If you’re starting to think an innovative finance ISA is an option for you, take a look at these providers.
- Funding Circle – up to 6.5% projected return
- Ratesetter – up to 4% projected return
- Zopa – up to 6% projected return
- Lending Works – up to 5.4% projected return
- Lending Crowd – varied returns (see below)
Some providers offer higher returns for more risk. For example, Lending Crowd has a fixed rate option with a projected return of 3.54%. But you could opt for the self-select option and choose how much to charge – up to 14.25% – on your loans. The catch? You’re taking the brunt of the risk – if people default, you won’t get your cash back.
Like any investment, there are no hard and fast rules for choosing the right IFISA for you.
Here are a few points to consider though:
- Go for a company that has a history. The peer-to-peer sector is still quite new and many names have come and gone even in the couple of decades that it has been operating. If you haven’t invested in a peer-to-peer platform before, it’s probably worth going for a name that has been around for a while like Zopa, Ratesetter or Funding Circle.
- Make sure they are FCA approved. This is crucial, as mentioned above. You need to know that you are investing with a company that is regulated.
- Read reviews and articles about the company you like the look of.

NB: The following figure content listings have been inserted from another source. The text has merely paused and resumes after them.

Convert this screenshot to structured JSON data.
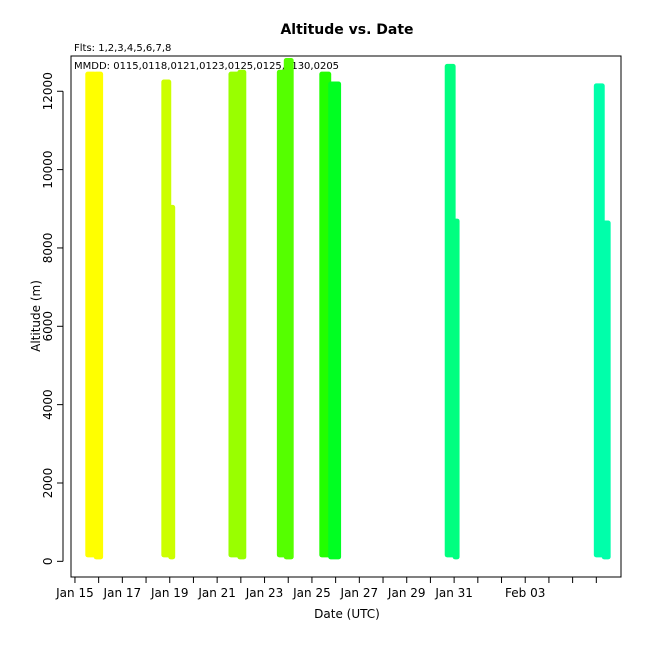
{
  "chart_data": {
    "type": "scatter",
    "title": "Altitude  vs. Date",
    "notes": [
      "Flts: 1,2,3,4,5,6,7,8",
      "MMDD: 0115,0118,0121,0123,0125,0125,0130,0205"
    ],
    "xlabel": "Date (UTC)",
    "ylabel": "Altitude (m)",
    "x_tick_labels": [
      "Jan 15",
      "Jan 17",
      "Jan 19",
      "Jan 21",
      "Jan 23",
      "Jan 25",
      "Jan 27",
      "Jan 29",
      "Jan 31",
      "Feb 03"
    ],
    "x_tick_dates": [
      "2013-01-15",
      "2013-01-17",
      "2013-01-19",
      "2013-01-21",
      "2013-01-23",
      "2013-01-25",
      "2013-01-27",
      "2013-01-29",
      "2013-01-31",
      "2013-02-03"
    ],
    "y_ticks": [
      0,
      2000,
      4000,
      6000,
      8000,
      10000,
      12000
    ],
    "xlim": [
      "2013-01-14T20:00",
      "2013-02-07T01:00"
    ],
    "ylim": [
      -400,
      12900
    ],
    "grid": false,
    "legend": "none",
    "series": [
      {
        "name": "1",
        "color": "#ffff00",
        "segments": [
          {
            "start": "2013-01-15T12:00",
            "end": "2013-01-15T20:30",
            "min_alt": 100,
            "max_alt": 12500
          },
          {
            "start": "2013-01-15T20:30",
            "end": "2013-01-16T03:00",
            "min_alt": 50,
            "max_alt": 12500
          }
        ]
      },
      {
        "name": "2",
        "color": "#ccff00",
        "segments": [
          {
            "start": "2013-01-18T17:00",
            "end": "2013-01-19T00:00",
            "min_alt": 100,
            "max_alt": 12300
          },
          {
            "start": "2013-01-19T00:00",
            "end": "2013-01-19T04:00",
            "min_alt": 50,
            "max_alt": 9100
          }
        ]
      },
      {
        "name": "3",
        "color": "#99ff00",
        "segments": [
          {
            "start": "2013-01-21T13:00",
            "end": "2013-01-21T22:00",
            "min_alt": 100,
            "max_alt": 12500
          },
          {
            "start": "2013-01-21T22:00",
            "end": "2013-01-22T04:00",
            "min_alt": 50,
            "max_alt": 12550
          }
        ]
      },
      {
        "name": "4",
        "color": "#55ff00",
        "segments": [
          {
            "start": "2013-01-23T14:00",
            "end": "2013-01-23T21:00",
            "min_alt": 100,
            "max_alt": 12550
          },
          {
            "start": "2013-01-23T21:00",
            "end": "2013-01-24T04:00",
            "min_alt": 50,
            "max_alt": 12850
          }
        ]
      },
      {
        "name": "5",
        "color": "#22ff00",
        "segments": [
          {
            "start": "2013-01-25T09:00",
            "end": "2013-01-25T18:00",
            "min_alt": 100,
            "max_alt": 12500
          }
        ]
      },
      {
        "name": "6",
        "color": "#00ff22",
        "segments": [
          {
            "start": "2013-01-25T18:00",
            "end": "2013-01-26T04:00",
            "min_alt": 50,
            "max_alt": 12250
          }
        ]
      },
      {
        "name": "7",
        "color": "#00ff80",
        "segments": [
          {
            "start": "2013-01-30T16:00",
            "end": "2013-01-31T00:00",
            "min_alt": 100,
            "max_alt": 12700
          },
          {
            "start": "2013-01-31T00:00",
            "end": "2013-01-31T04:00",
            "min_alt": 50,
            "max_alt": 8750
          }
        ]
      },
      {
        "name": "8",
        "color": "#00ffaa",
        "segments": [
          {
            "start": "2013-02-05T23:00",
            "end": "2013-02-06T07:00",
            "min_alt": 100,
            "max_alt": 12200
          },
          {
            "start": "2013-02-06T07:00",
            "end": "2013-02-06T13:00",
            "min_alt": 50,
            "max_alt": 8700
          }
        ]
      }
    ]
  }
}
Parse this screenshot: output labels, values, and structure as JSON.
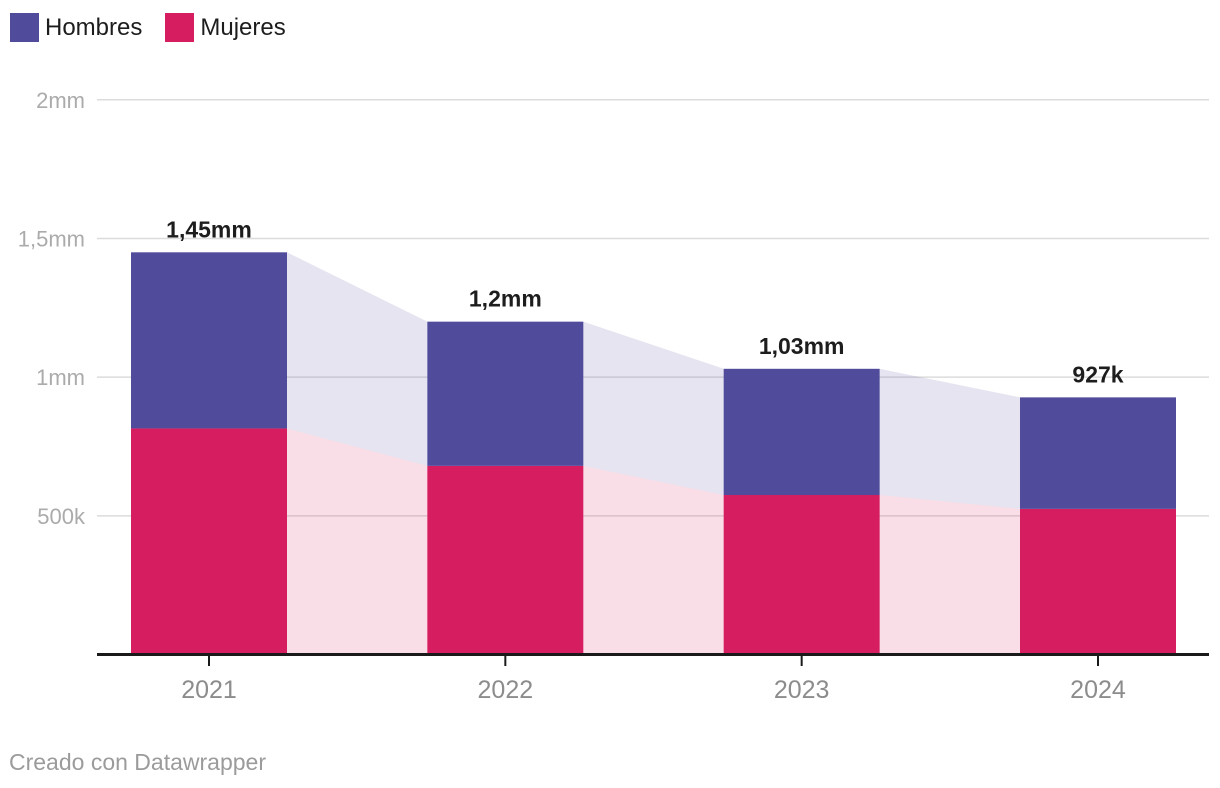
{
  "chart_data": {
    "type": "bar",
    "stacked": true,
    "variant": "stacked-columns-with-area-connectors",
    "title": "",
    "xlabel": "",
    "ylabel": "",
    "categories": [
      "2021",
      "2022",
      "2023",
      "2024"
    ],
    "series": [
      {
        "name": "Hombres",
        "color": "#514b9c",
        "values": [
          635000,
          520000,
          455000,
          402000
        ]
      },
      {
        "name": "Mujeres",
        "color": "#d51d5f",
        "values": [
          815000,
          680000,
          575000,
          525000
        ]
      }
    ],
    "stack_order_bottom_to_top": [
      "Mujeres",
      "Hombres"
    ],
    "totals": [
      1450000,
      1200000,
      1030000,
      927000
    ],
    "total_labels": [
      "1,45mm",
      "1,2mm",
      "1,03mm",
      "927k"
    ],
    "y_ticks": [
      {
        "value": 500000,
        "label": "500k"
      },
      {
        "value": 1000000,
        "label": "1mm"
      },
      {
        "value": 1500000,
        "label": "1,5mm"
      },
      {
        "value": 2000000,
        "label": "2mm"
      }
    ],
    "ylim": [
      0,
      2000000
    ],
    "grid": true,
    "connector_opacity": 0.15,
    "legend_position": "top-left"
  },
  "legend": {
    "items": [
      {
        "label": "Hombres",
        "color": "#514b9c"
      },
      {
        "label": "Mujeres",
        "color": "#d51d5f"
      }
    ]
  },
  "footer": {
    "credit": "Creado con Datawrapper"
  },
  "colors": {
    "background": "#ffffff",
    "grid": "#dcdcdc",
    "axis": "#1a1a1a",
    "tick_label": "#ababab",
    "category_label": "#8c8c8c",
    "value_label": "#1d1d1d",
    "footer_text": "#9b9b9b"
  }
}
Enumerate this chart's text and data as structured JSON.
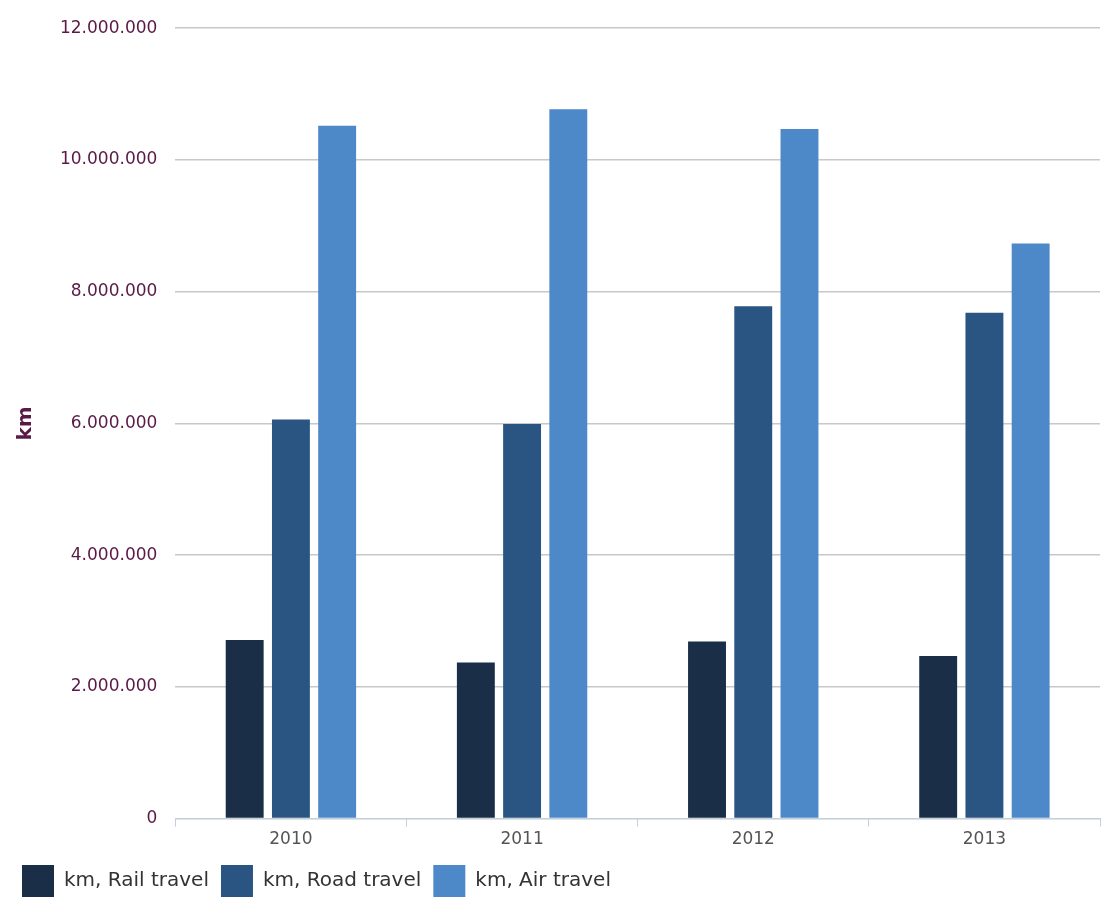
{
  "chart_data": {
    "type": "bar",
    "ylabel": "km",
    "categories": [
      "2010",
      "2011",
      "2012",
      "2013"
    ],
    "series": [
      {
        "name": "km, Rail travel",
        "color": "#1a2e48",
        "values": [
          2710000,
          2370000,
          2690000,
          2470000
        ]
      },
      {
        "name": "km, Road travel",
        "color": "#2a5582",
        "values": [
          6060000,
          5990000,
          7780000,
          7680000
        ]
      },
      {
        "name": "km, Air travel",
        "color": "#4d88c8",
        "values": [
          10520000,
          10770000,
          10470000,
          8730000
        ]
      }
    ],
    "ylim": [
      0,
      12000000
    ],
    "yticks": [
      {
        "value": 0,
        "label": "0"
      },
      {
        "value": 2000000,
        "label": "2.000.000"
      },
      {
        "value": 4000000,
        "label": "4.000.000"
      },
      {
        "value": 6000000,
        "label": "6.000.000"
      },
      {
        "value": 8000000,
        "label": "8.000.000"
      },
      {
        "value": 10000000,
        "label": "10.000.000"
      },
      {
        "value": 12000000,
        "label": "12.000.000"
      }
    ],
    "grid": "y",
    "legend": "bottom"
  }
}
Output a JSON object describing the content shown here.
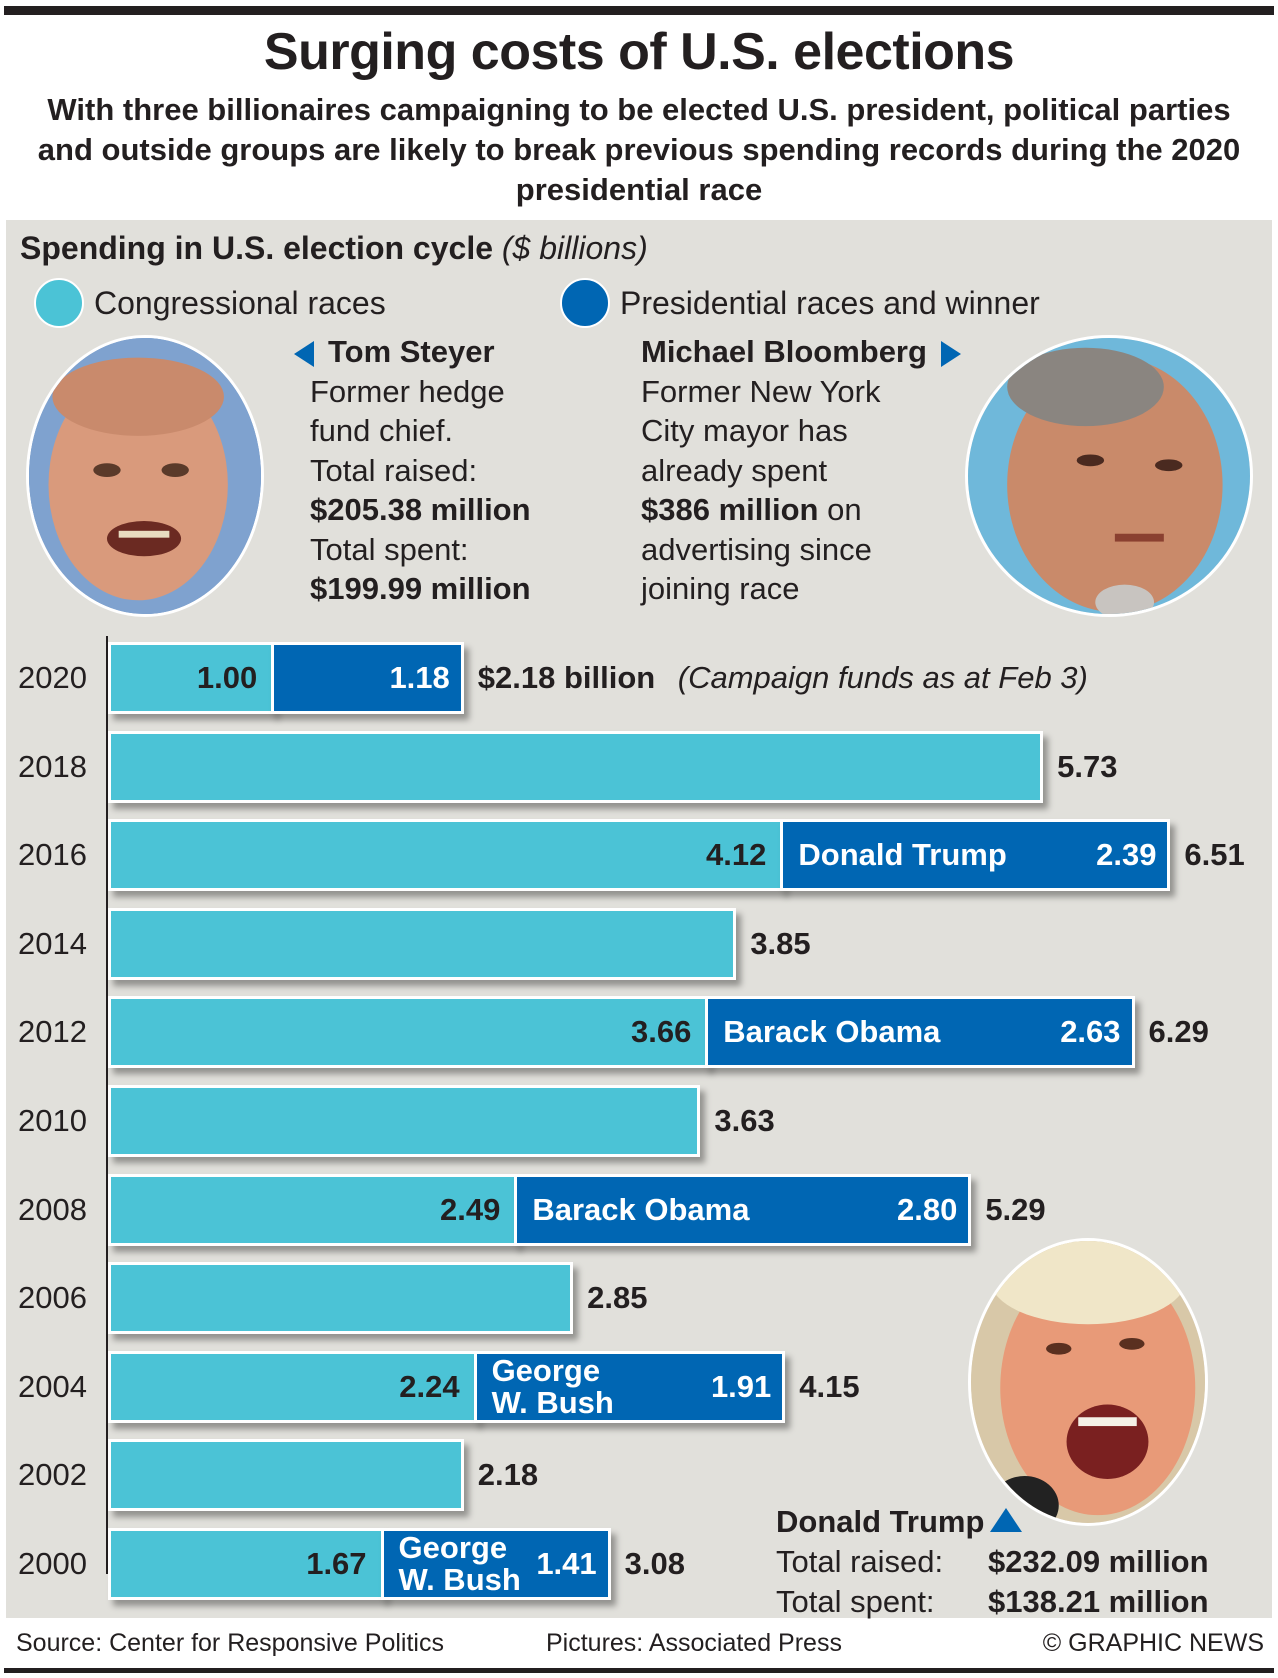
{
  "header": {
    "title": "Surging costs of U.S. elections",
    "subtitle": "With three billionaires campaigning to be elected U.S. president, political parties and outside groups are likely to break previous spending records during the 2020 presidential race"
  },
  "section": {
    "title": "Spending in U.S. election cycle",
    "unit": "($ billions)"
  },
  "legend": [
    {
      "label": "Congressional races",
      "color": "#4bc3d6"
    },
    {
      "label": "Presidential races and winner",
      "color": "#0066b3"
    }
  ],
  "candidates": {
    "steyer": {
      "name": "Tom Steyer",
      "lines": [
        "Former hedge",
        "fund chief.",
        "Total raised:"
      ],
      "raised": "$205.38 million",
      "spent_label": "Total spent:",
      "spent": "$199.99 million"
    },
    "bloomberg": {
      "name": "Michael Bloomberg",
      "lines": [
        "Former New York",
        "City mayor has",
        "already spent"
      ],
      "amount": "$386 million",
      "amount_suffix": " on",
      "tail": [
        "advertising since",
        "joining race"
      ]
    },
    "trump": {
      "name": "Donald Trump",
      "raised_label": "Total raised:",
      "raised": "$232.09 million",
      "spent_label": "Total spent:",
      "spent": "$138.21 million"
    }
  },
  "chart_data": {
    "type": "bar",
    "orientation": "horizontal",
    "stacked": true,
    "title": "Spending in U.S. election cycle",
    "unit": "$ billions",
    "categories": [
      "2020",
      "2018",
      "2016",
      "2014",
      "2012",
      "2010",
      "2008",
      "2006",
      "2004",
      "2002",
      "2000"
    ],
    "series": [
      {
        "name": "Congressional races",
        "color": "#4bc3d6",
        "values": [
          1.0,
          5.73,
          4.12,
          3.85,
          3.66,
          3.63,
          2.49,
          2.85,
          2.24,
          2.18,
          1.67
        ]
      },
      {
        "name": "Presidential races and winner",
        "color": "#0066b3",
        "values": [
          1.18,
          null,
          2.39,
          null,
          2.63,
          null,
          2.8,
          null,
          1.91,
          null,
          1.41
        ]
      }
    ],
    "segment_labels": {
      "congressional": [
        "1.00",
        "",
        "4.12",
        "",
        "3.66",
        "",
        "2.49",
        "",
        "2.24",
        "",
        "1.67"
      ],
      "presidential": [
        "1.18",
        "",
        "2.39",
        "",
        "2.63",
        "",
        "2.80",
        "",
        "1.91",
        "",
        "1.41"
      ]
    },
    "winners": [
      "",
      "",
      "Donald Trump",
      "",
      "Barack Obama",
      "",
      "Barack Obama",
      "",
      "George W. Bush",
      "",
      "George W. Bush"
    ],
    "winners_lines": [
      [],
      [],
      [
        "Donald Trump"
      ],
      [],
      [
        "Barack Obama"
      ],
      [],
      [
        "Barack Obama"
      ],
      [],
      [
        "George",
        "W. Bush"
      ],
      [],
      [
        "George",
        "W. Bush"
      ]
    ],
    "totals": [
      "$2.18 billion",
      "5.73",
      "6.51",
      "3.85",
      "6.29",
      "3.63",
      "5.29",
      "2.85",
      "4.15",
      "2.18",
      "3.08"
    ],
    "annotations": [
      {
        "category": "2020",
        "text": "(Campaign funds as at Feb 3)"
      }
    ],
    "xlim": [
      0,
      7
    ],
    "grid": false,
    "legend_position": "top-left"
  },
  "footer": {
    "source": "Source: Center for Responsive Politics",
    "pictures": "Pictures: Associated Press",
    "credit": "© GRAPHIC NEWS"
  }
}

There is a lot on the internet about peer-to-peer companies so see how other investors feel about the company you are looking at.
If you’ve got more than £20,000 to invest this year, you could look at P2P lending outside of your IFISA wrapper.
Property platform Blend Network offers potential returns of up to 12%. Property investment network British Pearl offer returns around 4.4% – or up to 11% (projected) if you opt to buy shares in their properties as part of your investment.
However, your money isn’t protected under FSCS and you also won’t get the tax-free benefits on your profits.
These platforms are worth considering once you have a decent amount of cash invested in more stable and time-tested products such as pensions and stocks and shares funds.
As Jasmine pointed out above, you need to have a solid financial base in other investments like equities ISAs before turning to P2P lending and IFISAs.
Equities ISAs spread the risk across several markets – whereas P2P lending is often very focussed on property, construction, and other commercial real estate activities. It’s also dependent on individuals and small businesses repaying their loans – rather than spreading risk across potentially hundreds of stocks in global markets.
Try Index Tracker Funds
An IFISA should be one strand of your larger financial strategy. Once you’ve got your stocks and shares ISAs up and running, an IFISA adds another potential revenue stream.
There are other ways to invest your money, too, that could grow your wealth much faster than leaving your savings stagnant in a cash ISA.
Index tracker funds are a popular choice for investors as they’re easy to use, offer fairly reliable long-term returns, and are less risky than investing in individual shares. They’re also cheap: there’s not very much hands-on work required by the fund provider, which lowers costs for the investor.